The COVID-19 pandemic and restrictions to curb its spread have so far cost Macquarie its first fall in profits since 2012, and A$1.04 billion in credit and investments impairments, as global economic activity plummeted and investors repriced assets.
Hurt by the writedowns, profit for the year ended March 31 fell to A$2.73 billion ($1.78 billion) from a record profit of A$2.98 billion a year earlier, missing analysts expectations.
Macquarie, which had guided for a ‘slightly lower’ 2020 result, also warned conditions would remain challenging given the worldwide impact of COVID-19 and withdrew its yearly earnings guidance for the first time since 2009.
“Market conditions are of course likely to remain challenging and that’s particularly so given the...uncertain speed of the global economic recovery,” Macquarie CEO Shemara Wikramanayake told an investor call.
“Accordingly we are unable to provide meaningful guidance for this year ahead.”

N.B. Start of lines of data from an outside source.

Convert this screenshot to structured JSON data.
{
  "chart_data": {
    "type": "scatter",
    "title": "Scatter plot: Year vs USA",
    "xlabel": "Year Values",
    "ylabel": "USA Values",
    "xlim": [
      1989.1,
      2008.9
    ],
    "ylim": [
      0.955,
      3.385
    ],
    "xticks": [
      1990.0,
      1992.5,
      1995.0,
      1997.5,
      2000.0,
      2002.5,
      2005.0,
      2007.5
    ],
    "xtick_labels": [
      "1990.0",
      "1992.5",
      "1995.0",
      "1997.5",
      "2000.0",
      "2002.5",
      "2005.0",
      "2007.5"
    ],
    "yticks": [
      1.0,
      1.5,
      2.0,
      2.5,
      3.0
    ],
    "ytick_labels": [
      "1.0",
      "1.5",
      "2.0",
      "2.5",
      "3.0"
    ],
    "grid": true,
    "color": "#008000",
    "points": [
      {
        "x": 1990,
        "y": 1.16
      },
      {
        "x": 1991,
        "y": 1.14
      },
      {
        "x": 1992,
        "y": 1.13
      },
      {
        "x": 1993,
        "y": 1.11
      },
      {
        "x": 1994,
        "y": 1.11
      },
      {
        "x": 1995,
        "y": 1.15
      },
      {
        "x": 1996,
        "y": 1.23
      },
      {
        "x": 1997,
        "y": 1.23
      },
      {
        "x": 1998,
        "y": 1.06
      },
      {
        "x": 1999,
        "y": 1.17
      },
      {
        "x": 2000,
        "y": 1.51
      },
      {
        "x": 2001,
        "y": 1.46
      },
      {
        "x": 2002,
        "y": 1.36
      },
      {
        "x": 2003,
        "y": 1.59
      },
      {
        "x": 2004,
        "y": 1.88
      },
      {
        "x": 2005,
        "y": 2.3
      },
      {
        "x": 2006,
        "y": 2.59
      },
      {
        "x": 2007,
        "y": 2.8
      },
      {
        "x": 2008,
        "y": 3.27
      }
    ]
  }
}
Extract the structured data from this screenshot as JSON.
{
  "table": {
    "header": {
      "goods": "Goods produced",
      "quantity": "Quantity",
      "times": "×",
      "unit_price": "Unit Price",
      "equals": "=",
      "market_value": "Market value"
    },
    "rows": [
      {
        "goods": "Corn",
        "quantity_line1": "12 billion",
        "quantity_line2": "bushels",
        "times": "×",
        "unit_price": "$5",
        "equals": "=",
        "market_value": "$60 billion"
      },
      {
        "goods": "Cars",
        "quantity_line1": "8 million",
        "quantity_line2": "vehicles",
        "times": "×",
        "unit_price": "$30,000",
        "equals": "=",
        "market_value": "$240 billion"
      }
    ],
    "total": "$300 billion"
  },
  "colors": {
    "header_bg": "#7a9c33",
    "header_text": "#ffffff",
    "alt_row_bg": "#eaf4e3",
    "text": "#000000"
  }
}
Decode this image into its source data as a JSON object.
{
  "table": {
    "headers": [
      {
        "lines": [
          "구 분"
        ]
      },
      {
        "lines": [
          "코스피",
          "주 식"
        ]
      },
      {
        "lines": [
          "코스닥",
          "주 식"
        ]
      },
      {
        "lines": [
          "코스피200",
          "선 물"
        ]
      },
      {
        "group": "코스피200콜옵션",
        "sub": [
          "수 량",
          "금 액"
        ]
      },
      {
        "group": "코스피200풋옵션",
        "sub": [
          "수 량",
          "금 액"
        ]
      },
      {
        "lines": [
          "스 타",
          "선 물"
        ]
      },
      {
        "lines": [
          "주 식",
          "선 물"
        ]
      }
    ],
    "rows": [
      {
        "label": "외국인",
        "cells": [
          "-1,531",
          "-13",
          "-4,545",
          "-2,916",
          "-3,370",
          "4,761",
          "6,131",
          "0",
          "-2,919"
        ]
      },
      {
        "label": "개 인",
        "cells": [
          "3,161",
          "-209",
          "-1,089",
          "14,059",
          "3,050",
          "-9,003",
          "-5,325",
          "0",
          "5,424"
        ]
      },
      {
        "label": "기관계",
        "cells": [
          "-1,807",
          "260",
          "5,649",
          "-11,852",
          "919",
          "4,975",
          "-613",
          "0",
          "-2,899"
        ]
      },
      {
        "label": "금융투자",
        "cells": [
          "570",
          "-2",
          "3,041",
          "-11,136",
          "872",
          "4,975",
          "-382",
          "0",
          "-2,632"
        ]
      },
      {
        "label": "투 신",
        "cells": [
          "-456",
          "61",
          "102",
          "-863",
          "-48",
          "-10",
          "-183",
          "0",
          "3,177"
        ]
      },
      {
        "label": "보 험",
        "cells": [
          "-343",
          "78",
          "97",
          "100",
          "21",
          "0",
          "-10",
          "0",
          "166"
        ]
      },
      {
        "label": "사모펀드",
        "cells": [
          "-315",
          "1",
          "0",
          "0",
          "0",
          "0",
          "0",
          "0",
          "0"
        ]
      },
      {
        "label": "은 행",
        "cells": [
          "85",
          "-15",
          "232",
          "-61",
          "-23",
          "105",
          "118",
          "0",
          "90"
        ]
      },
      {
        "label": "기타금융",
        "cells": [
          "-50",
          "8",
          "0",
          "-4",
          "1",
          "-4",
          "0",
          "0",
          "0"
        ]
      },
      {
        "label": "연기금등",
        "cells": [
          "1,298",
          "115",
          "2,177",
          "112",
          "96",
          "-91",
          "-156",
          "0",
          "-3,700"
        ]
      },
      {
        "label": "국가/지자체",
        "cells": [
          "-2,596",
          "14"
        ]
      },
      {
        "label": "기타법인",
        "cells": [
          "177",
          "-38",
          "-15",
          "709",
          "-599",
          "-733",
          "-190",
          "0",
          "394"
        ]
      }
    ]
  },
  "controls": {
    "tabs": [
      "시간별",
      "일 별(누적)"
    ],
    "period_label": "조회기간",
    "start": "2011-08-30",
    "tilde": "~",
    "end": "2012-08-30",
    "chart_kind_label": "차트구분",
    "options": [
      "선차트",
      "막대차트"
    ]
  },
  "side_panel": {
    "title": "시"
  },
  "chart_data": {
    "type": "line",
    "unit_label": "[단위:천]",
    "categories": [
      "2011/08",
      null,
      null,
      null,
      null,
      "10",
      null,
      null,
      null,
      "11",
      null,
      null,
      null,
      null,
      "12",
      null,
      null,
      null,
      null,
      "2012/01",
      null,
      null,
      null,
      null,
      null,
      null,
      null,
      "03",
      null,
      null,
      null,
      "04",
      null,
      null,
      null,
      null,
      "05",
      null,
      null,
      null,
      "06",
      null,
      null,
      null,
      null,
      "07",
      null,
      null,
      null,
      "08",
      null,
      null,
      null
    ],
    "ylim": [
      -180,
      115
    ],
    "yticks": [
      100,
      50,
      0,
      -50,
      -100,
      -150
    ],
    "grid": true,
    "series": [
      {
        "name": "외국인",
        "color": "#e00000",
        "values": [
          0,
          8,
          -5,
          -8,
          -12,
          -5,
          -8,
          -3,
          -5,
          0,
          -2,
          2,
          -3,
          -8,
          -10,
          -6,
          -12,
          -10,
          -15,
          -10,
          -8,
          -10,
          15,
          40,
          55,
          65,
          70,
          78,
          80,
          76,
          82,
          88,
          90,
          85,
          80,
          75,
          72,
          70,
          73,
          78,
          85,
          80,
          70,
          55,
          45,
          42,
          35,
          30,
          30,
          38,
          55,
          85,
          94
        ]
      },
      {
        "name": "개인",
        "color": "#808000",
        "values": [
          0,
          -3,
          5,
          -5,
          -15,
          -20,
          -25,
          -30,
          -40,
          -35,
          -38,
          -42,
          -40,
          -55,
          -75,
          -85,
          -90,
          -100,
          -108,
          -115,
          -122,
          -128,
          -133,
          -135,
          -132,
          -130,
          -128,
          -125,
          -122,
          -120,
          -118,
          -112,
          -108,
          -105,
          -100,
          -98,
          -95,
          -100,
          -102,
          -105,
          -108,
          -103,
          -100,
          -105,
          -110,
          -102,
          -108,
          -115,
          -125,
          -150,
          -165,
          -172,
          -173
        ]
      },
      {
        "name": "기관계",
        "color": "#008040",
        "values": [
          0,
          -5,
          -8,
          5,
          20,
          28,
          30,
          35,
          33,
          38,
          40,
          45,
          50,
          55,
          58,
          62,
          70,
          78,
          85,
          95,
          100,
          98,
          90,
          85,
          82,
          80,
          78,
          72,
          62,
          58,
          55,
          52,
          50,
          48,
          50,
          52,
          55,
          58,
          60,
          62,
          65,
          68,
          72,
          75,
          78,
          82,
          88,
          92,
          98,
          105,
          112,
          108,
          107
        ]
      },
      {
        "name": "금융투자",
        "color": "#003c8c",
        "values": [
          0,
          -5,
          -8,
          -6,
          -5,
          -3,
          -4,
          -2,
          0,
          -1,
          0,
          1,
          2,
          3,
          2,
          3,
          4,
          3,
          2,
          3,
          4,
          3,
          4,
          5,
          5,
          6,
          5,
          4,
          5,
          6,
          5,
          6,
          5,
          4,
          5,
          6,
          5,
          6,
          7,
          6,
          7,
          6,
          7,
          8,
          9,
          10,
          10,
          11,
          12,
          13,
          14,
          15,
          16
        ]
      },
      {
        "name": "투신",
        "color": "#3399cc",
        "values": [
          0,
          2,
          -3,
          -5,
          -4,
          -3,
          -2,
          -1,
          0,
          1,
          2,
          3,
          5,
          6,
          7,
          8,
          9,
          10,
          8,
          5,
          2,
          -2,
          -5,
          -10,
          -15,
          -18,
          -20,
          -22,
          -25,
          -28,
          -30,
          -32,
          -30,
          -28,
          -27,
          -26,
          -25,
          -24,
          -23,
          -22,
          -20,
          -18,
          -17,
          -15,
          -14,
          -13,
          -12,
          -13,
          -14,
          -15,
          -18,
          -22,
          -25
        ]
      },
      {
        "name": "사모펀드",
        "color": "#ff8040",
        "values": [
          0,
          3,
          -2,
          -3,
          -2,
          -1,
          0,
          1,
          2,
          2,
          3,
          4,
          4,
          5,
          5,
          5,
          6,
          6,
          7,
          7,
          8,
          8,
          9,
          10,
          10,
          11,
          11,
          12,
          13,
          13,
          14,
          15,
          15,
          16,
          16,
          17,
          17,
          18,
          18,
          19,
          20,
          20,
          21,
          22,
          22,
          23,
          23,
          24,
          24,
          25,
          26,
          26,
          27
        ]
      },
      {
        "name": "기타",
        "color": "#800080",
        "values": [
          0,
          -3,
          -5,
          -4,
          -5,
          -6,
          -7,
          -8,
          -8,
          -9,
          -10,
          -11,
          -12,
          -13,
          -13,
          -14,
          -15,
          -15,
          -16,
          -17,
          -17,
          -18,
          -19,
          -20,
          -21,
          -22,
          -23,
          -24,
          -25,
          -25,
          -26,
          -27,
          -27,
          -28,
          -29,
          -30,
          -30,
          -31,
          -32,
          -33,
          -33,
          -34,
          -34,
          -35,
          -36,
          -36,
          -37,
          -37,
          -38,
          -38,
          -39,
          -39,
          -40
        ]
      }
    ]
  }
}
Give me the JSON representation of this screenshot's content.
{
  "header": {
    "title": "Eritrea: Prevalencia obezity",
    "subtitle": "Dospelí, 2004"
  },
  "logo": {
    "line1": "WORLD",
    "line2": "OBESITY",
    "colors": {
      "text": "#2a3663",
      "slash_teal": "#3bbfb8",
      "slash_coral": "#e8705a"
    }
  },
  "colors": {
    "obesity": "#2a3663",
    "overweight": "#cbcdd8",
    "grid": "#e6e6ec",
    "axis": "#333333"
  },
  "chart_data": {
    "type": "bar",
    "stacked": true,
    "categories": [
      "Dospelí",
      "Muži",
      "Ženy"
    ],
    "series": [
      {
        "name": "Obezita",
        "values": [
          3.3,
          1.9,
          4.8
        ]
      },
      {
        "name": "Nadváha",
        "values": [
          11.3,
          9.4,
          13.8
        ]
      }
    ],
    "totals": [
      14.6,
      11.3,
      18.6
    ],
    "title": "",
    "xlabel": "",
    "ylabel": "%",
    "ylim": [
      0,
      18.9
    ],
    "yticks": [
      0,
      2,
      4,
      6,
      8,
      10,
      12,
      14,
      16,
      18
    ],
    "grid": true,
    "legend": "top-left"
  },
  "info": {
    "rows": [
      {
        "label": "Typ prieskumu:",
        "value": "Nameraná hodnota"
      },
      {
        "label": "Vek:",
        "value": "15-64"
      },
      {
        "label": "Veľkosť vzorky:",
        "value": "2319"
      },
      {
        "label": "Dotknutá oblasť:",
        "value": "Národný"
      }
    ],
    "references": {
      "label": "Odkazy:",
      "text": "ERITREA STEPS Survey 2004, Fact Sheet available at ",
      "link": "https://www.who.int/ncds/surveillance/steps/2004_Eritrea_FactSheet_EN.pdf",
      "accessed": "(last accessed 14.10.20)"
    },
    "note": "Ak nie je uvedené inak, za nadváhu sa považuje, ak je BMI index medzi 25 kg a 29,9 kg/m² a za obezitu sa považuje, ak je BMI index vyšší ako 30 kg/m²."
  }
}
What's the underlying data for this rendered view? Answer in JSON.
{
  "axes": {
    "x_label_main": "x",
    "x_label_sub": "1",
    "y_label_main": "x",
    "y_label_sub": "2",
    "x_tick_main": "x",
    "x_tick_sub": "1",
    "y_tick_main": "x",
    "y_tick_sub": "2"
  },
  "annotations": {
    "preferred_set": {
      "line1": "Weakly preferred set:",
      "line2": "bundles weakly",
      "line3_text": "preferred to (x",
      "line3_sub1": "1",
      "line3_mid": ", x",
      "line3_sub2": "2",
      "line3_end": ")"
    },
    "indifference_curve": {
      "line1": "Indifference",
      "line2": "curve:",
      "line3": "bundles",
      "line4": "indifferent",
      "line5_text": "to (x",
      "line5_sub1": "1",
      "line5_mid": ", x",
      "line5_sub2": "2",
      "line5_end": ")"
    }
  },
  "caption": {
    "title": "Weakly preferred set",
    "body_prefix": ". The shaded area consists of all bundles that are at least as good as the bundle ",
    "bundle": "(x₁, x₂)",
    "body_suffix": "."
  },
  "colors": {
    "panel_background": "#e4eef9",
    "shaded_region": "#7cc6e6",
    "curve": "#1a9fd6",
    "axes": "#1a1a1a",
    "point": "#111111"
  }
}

The Sydney-based company slashed its final dividend to A$1.80 per share, down from last year’s A$3.60 per share payout, as it booked A$1.04 billion in impairment charges related to the potential economic impact of the COVID-19 pandemic.
These included writedowns on Macquarie Infrastructure Corporation, bad debt provision charges on its banking and financial services unit, impairments on Macquarie Capital’s debt portfolio, and charges on a small number of counterparties in its futures and commodities business.
Profit from Macquarie’s commodities, markets and capital divisions, plunged 29% for the year with lower fees offseting higher income in its commodities business as clients hedged against extreme volatility in commodity prices.
Commercial banking and asset management earnings were 12% higher for the year, buoyed by interest income as its home loan book in Australia grew 35% in the period.
Excluding impairments, net operating income was flat for the year.
Macquarie shares rose 6.1% to A$105.6 on Friday afternoon, as investors shrugged off the writedowns and sentiment improved on the easing of some coronavirus restrictions in Australia.
Macquarie “is well positioned to absorb a drop in business volumes and increase in credit and market risk impairments that could emerge due to the COVID-19 outbreak,” S&P Global Ratings said.
Macquarie shares are still 30% lower than at their February peak, before the virus spread outside China, where it was first detected in December.
Macquarie said challenging conditions would reduce the number of successful transactions and lower investment-related income in its investment banking unit, and expected subdued consumer activity in the commodities sector for the first half of fiscal 2021.
Performance fees from its asset management business would likely be “significantly down” due to delays in the timing of asset sales, but the company expected strong lending volumes at its financing unit.
“Activity level will be subdued because people won’t be able to get around, but also people will be cautious about making calls until they know exactly how this is going to play out and impact various businesses,” Wikramanayake said.